The Philosophy of Improvisation

August 26, 2019

Published on May 18, 2014

he Philosophy of Improvisation

Improvisation is one of the highest and most demanding forms of music composition. Many people try to learn how to improvise by studying scales, modes, licks and other “cheats”. In my opinion, these mechanical cheats are not only intellectually and musically dishonest, but will also end up frustrating those of you who are truly talented, because they will not teach you how to improvise. They will merely turn you into monkeys who regurgitate licks, play scales super-fast other such non-musical garbage.

In this video I present a different philosophy to learning to improvise. In my view, mastering improvisation is comprised of three steps:

1.) First, learn how to compose. Be able to say something “offline” before saying it “online”! If you can’t come up with musical ideas without any pressure, how on earth are you going to do it on the fly? By training your composition skills you are building up a true musical vocabulary of ideas.

(2.) Once you can compose on the fly in your head, you must be able to recognize the notes your hear in your mind. If you hear a musical phrase in your imagination, you must be able to say which notes precisely it corresponds to. This involves training your ear.

(3.) Finally, train your hands and master the technique necessary to play those notes you hear in your head in real time.

In my book, this is the ONLY honest way to improvise. I highly encourage all competent and curious musicians out there to steer clear of “licks” and “scales” and to embark on a much more satisfying – albeit probably much harder – journey.

More About Improvisation and Jazz from Wikipedia:

Musical improvisation (also known as musical extemporization) is the creative activity of immediate (“in the moment”) musical composition, which combines performance with communication of emotions and instrumental technique as well as spontaneous response to other musicians. Thus, musical ideas in improvisation are spontaneous, but may be based on chord changes in classical music, and indeed many other kinds of music. One definition is a “performance given extempore without planning or preparation.” Another definition is to “play or sing (music) extemporaneously, especially by inventing variations on a melody or creating new melodies in accordance with a set progression of chords.”

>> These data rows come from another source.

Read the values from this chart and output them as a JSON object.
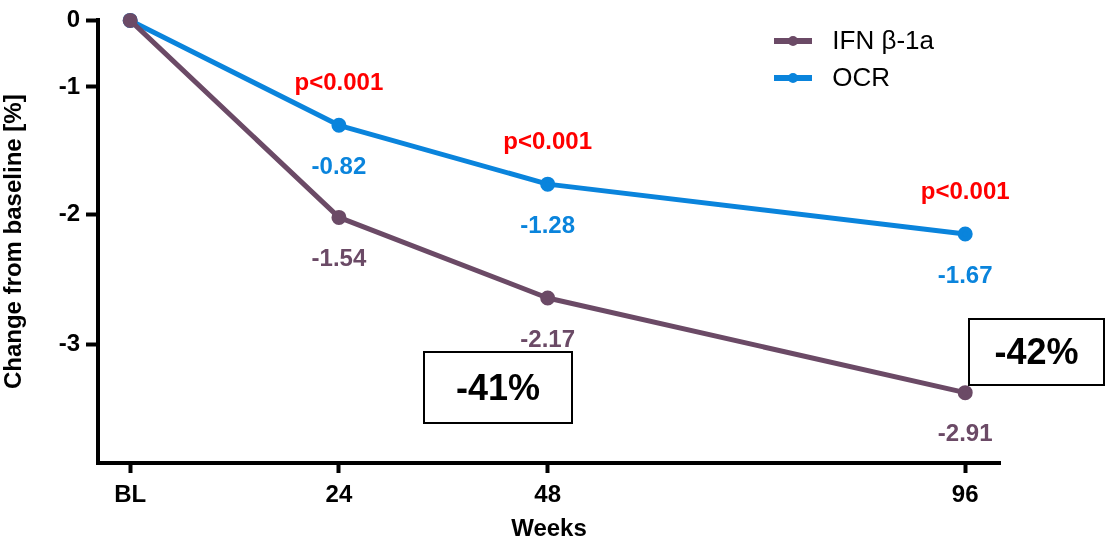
{
  "chart_data": {
    "type": "line",
    "xlabel": "Weeks",
    "ylabel": "Change from baseline [%]",
    "x": [
      0,
      24,
      48,
      96
    ],
    "xlim": [
      -3.7,
      100
    ],
    "xticks": [
      {
        "value": 0,
        "label": "BL"
      },
      24,
      48,
      96
    ],
    "ylim": [
      -3.46,
      0
    ],
    "yticks": [
      0,
      {
        "value": -0.52,
        "label": "-1"
      },
      {
        "value": -1.52,
        "label": "-2"
      },
      {
        "value": -2.53,
        "label": "-3"
      }
    ],
    "series": [
      {
        "name": "IFN β-1a",
        "color": "#6b4a66",
        "values": [
          0,
          -1.54,
          -2.17,
          -2.91
        ],
        "value_labels": [
          null,
          "-1.54",
          "-2.17",
          "-2.91"
        ]
      },
      {
        "name": "OCR",
        "color": "#0a84dc",
        "values": [
          0,
          -0.82,
          -1.28,
          -1.67
        ],
        "value_labels": [
          null,
          "-0.82",
          "-1.28",
          "-1.67"
        ]
      }
    ],
    "annotations": [
      {
        "text": "p<0.001",
        "x": 24,
        "y": -0.82
      },
      {
        "text": "p<0.001",
        "x": 48,
        "y": -1.28
      },
      {
        "text": "p<0.001",
        "x": 96,
        "y": -1.67
      },
      "-41%",
      "-42%"
    ],
    "legend": "top right",
    "marker": "circle",
    "grid": false
  }
}
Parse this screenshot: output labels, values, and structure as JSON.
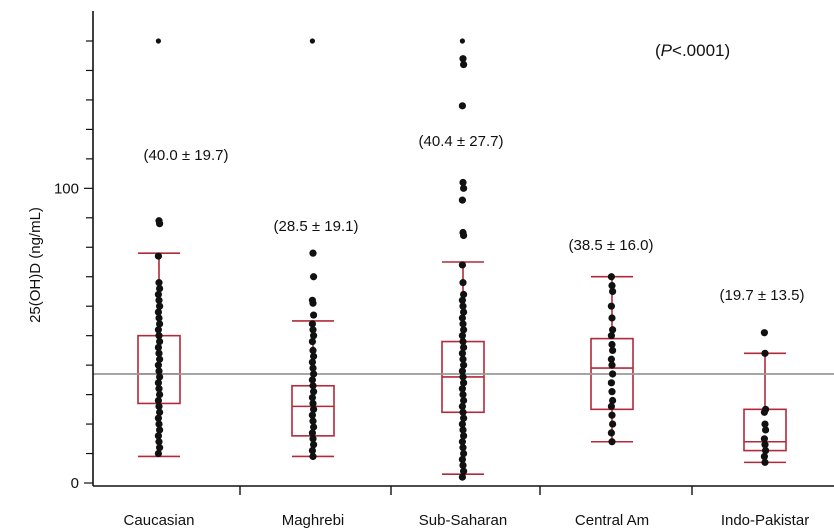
{
  "chart_data": {
    "type": "box",
    "title": "",
    "xlabel": "",
    "ylabel": "25(OH)D (ng/mL)",
    "ylim": [
      0,
      150
    ],
    "yticks": [
      0,
      100
    ],
    "p_value_label": "(P<.0001)",
    "p_value_parts": {
      "open": "(",
      "italic": "P",
      "rest": "<.0001)"
    },
    "reference_line": 37,
    "grid": false,
    "colors": {
      "box": "#b22a3a",
      "point": "#111111",
      "reference_line": "#9a9a9a",
      "axis": "#111111"
    },
    "categories": [
      "Caucasian",
      "Maghrebi",
      "Sub-Saharan",
      "Central Am",
      "Indo-Pakistar"
    ],
    "boxes": [
      {
        "category": "Caucasian",
        "whisker_low": 9,
        "q1": 27,
        "median": 37,
        "q3": 50,
        "whisker_high": 78,
        "mean_sd_label": "(40.0 ± 19.7)"
      },
      {
        "category": "Maghrebi",
        "whisker_low": 9,
        "q1": 16,
        "median": 26,
        "q3": 33,
        "whisker_high": 55,
        "mean_sd_label": "(28.5 ± 19.1)"
      },
      {
        "category": "Sub-Saharan",
        "whisker_low": 3,
        "q1": 24,
        "median": 36,
        "q3": 48,
        "whisker_high": 75,
        "mean_sd_label": "(40.4 ± 27.7)"
      },
      {
        "category": "Central Am",
        "whisker_low": 14,
        "q1": 25,
        "median": 39,
        "q3": 49,
        "whisker_high": 70,
        "mean_sd_label": "(38.5 ± 16.0)"
      },
      {
        "category": "Indo-Pakistar",
        "whisker_low": 7,
        "q1": 11,
        "median": 14,
        "q3": 25,
        "whisker_high": 44,
        "mean_sd_label": "(19.7 ± 13.5)"
      }
    ],
    "points": [
      [
        150,
        89,
        88,
        77,
        68,
        66,
        64,
        62,
        60,
        58,
        56,
        54,
        52,
        50,
        48,
        46,
        44,
        42,
        40,
        38,
        36,
        34,
        32,
        30,
        28,
        26,
        24,
        22,
        20,
        18,
        16,
        14,
        12,
        10
      ],
      [
        150,
        78,
        70,
        62,
        61,
        57,
        54,
        52,
        50,
        48,
        45,
        43,
        41,
        39,
        37,
        35,
        33,
        31,
        29,
        27,
        25,
        23,
        21,
        19,
        17,
        15,
        13,
        11,
        9
      ],
      [
        150,
        144,
        142,
        128,
        102,
        100,
        96,
        85,
        84,
        74,
        68,
        64,
        62,
        60,
        58,
        56,
        54,
        52,
        50,
        48,
        46,
        44,
        42,
        40,
        38,
        36,
        34,
        32,
        30,
        28,
        26,
        24,
        22,
        20,
        18,
        16,
        14,
        12,
        10,
        8,
        6,
        4,
        2
      ],
      [
        70,
        67,
        65,
        60,
        56,
        52,
        50,
        47,
        45,
        42,
        40,
        37,
        34,
        31,
        28,
        26,
        23,
        20,
        17,
        14
      ],
      [
        51,
        44,
        25,
        24,
        20,
        18,
        15,
        13,
        11,
        9,
        7
      ]
    ]
  }
}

Improvisation is one of the basic elements that sets jazz apart from other types of music. The unifying moments in improvisation that take place in live performance are understood to encompass the performer, the listener, and the physical space that the performance takes place in. Even if improvisation is also found outside of jazz, it may be that no other music relies so much on the art of “composing in the moment”, demanding that every musician rise to a certain level of creativity that may put the performer in touch with his or her unconscious as well as conscious states. The educational use of improvised jazz recordings is widely acknowledged. They offer a clear value as documentation of performances despite their perceived limitations. With these available, generations of jazz musicians are able to implicate styles and influences in their performed new improvisations. Many varied scales and their modes can be used in improvisation. They are often not written down in the process, but they help musicians practice the jazz idiom.